Updated guidelines recommend olutasidenib as a targeted therapy for patients with relapsed/refractory acute myeloid leukemia with an IDH1 mutation.
Olutasidenib (Rezlidhia) has been added by the National Comprehensive Cancer Network (NCCN) to the latest NCCN Clinical Practice Guidelines in Oncology for the treatment of adult patients with relapsed/refractory (R/R) acute myeloid leukemia (AML) who harbor the isocitrate dehydrogenase-1 (IDH1) mutation.1
This addition follows the FDA approval of olutasidenib for the treatment of adult patients with R/R AML with a susceptible IDH1 mutation as detected by an FDA-approved test.
Olutasidenib is an oral, small molecule, inhibitor of mutated IDH1 which works by binding and inhibiting mIDH1 to reduce 2-hydroxyglutarate levels and restore normal cellular differentiation of myeloid cells.
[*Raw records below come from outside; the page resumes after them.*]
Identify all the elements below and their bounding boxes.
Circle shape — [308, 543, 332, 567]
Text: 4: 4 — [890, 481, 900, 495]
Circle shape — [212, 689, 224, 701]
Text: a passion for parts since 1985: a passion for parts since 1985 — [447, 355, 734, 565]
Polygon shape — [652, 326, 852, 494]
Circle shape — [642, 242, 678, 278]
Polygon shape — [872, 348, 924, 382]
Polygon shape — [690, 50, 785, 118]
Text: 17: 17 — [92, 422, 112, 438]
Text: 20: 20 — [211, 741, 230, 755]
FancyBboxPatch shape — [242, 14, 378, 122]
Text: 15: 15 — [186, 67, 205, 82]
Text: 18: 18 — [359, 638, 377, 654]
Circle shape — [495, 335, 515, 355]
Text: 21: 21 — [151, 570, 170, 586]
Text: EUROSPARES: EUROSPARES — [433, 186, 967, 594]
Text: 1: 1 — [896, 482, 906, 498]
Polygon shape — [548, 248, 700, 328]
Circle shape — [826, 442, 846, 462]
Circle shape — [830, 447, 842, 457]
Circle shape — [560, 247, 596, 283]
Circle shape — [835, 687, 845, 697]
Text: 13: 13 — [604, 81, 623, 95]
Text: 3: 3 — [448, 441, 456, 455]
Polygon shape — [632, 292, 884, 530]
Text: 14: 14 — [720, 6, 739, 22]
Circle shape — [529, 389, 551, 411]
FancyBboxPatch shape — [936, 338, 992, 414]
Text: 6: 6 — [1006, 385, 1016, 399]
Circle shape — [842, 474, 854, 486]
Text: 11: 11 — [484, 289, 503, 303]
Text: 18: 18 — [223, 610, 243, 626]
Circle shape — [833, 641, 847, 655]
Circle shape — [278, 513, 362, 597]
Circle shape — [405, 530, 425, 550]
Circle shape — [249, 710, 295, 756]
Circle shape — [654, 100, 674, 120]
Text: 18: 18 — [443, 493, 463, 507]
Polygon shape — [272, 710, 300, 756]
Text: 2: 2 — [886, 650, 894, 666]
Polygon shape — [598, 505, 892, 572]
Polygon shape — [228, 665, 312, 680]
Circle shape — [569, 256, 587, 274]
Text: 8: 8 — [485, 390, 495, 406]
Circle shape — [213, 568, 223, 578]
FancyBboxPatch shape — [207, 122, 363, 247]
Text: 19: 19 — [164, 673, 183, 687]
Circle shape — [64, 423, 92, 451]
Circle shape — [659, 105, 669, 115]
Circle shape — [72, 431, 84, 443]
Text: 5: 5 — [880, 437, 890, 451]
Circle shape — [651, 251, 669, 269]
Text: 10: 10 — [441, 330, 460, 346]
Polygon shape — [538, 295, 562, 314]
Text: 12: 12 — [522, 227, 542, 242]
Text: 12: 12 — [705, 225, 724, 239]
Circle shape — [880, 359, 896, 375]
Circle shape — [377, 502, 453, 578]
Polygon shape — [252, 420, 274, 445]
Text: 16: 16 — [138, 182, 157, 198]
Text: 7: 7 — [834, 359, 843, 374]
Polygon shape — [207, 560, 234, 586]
"We are pleased that [olutasidenib] was quickly added to the NCCN Guidelines® for AML, receiving important recognition as an appropriate treatment option for adult R/R AML patients with an IDH1 mutation," said Raul Rodriguez, president and chief executive officer of Rigel Pharmaceuticals, Inc. "Inclusion in the NCCN Guidelines for AML reinforces the strength of the data, which supports the safety and efficacy of [olutasidenib]."
The FDA granted olutasidenib approval based on the positive findings from the Study 2102-HEM-101 (NCT02719574). In the phase 2 cohort of the open-label, multicenter trial, treatment with olutasidenib led to high complete response rates in patients with R/R AML and the agent also had manageable toxicity.
Within the safety population, 153 patients with IDH1-mutant were enrolled, all of whom received at least 1 dose of olutasidenib. In the efficacy evaluable population, 147 patients with centrally confirmed IDH1 mutations who received the first dose of olutasidenib at least 6 months before the data cutoff date were included. Additionally, there were 6 patients without centrally confirmed IDH1 mutations who were excluded from the trial.
The primary end point of the trial was complete response (CR)+CR with partial hematologic recovery (CRh) rate, per modified 2003 International Working Group criteria, and secondary end points included overall response rate (ORR), duration of CR+CRh, duration of response (DOR), transfusion independence rate including red blood cells (RBCs) and/or platelets, and overall survival (OS).
Findings presented during the American Society of Hematology (ASH) Annual Meeting revealed that the CR rate observed with olutasidenib was 32% (95% CI, 24.5%-40.2%), and the CRh rate was 3%. The median time to CR was 2.8 months (range, 0.9-7.4) and the median time to CRh was not assessed. The combined CR+CRh rate was 35% (95% CI, 27.0%-43.0%), and the combined median time to response was 1.9 months (range, 0.9-5.6).
Ten percent of patients had a CR with incomplete recovery (CRi), while 2% had a partial response, 1% had a morphologic leukemia-free state, and 35% did not respond.2
For the secondary end points, the ORR was 48%, and the median time to response of 1.9 months (range, 0.9-10.2). The median OS was 11.6 months (95% CI, 8.9-15.5). Then for the CR+CRh responders, other responders, and non-responders, the median OS was not reached (NR; 95% CI, 22.8-NR), 13.7 months (95% CI, 6.0-NR), and 4.0 months (95% CI, 3.2-5.8), respectively. For patients with a CR+CRh, the estimated 18-month survival rate was 78%.
Among the 86 patients who were red blood cell and/or platelet transfusion dependent at baseline, 34% achieved 56-day transfusion independence. Higher transfusion independence rates were also seen in baseline transfusion-dependent patients who achieved CR+CRh compared with other responders.
Further, 11% of patients were eligible for hematopoietic stem cell transplantation (HSCT) after they received olutasidenib. One patient discontinued olutasidenib due to an adverse event (AE) prior to HSCT. Another 15 patients discontinued olutasidenib for HSCT and of them, 11 had a CR+CRh, 3 achieved a CRi, and 1 had stable disease.
Regarding safety, 73% of patients experienced any-grade AE while 39% had a grade 3 or 4 AE. Treatment-related AEs which were the most common included nausea (23%), differentiation syndrome (14%) leukocytosis (13%) alanine aminotransaminase increases (8%), constipation (8%), and fatigue (7%).
Based on these data, olutasidenib is now included as a recommended targeted therapy for adult patients with R/R AML with an IDH1 mutation.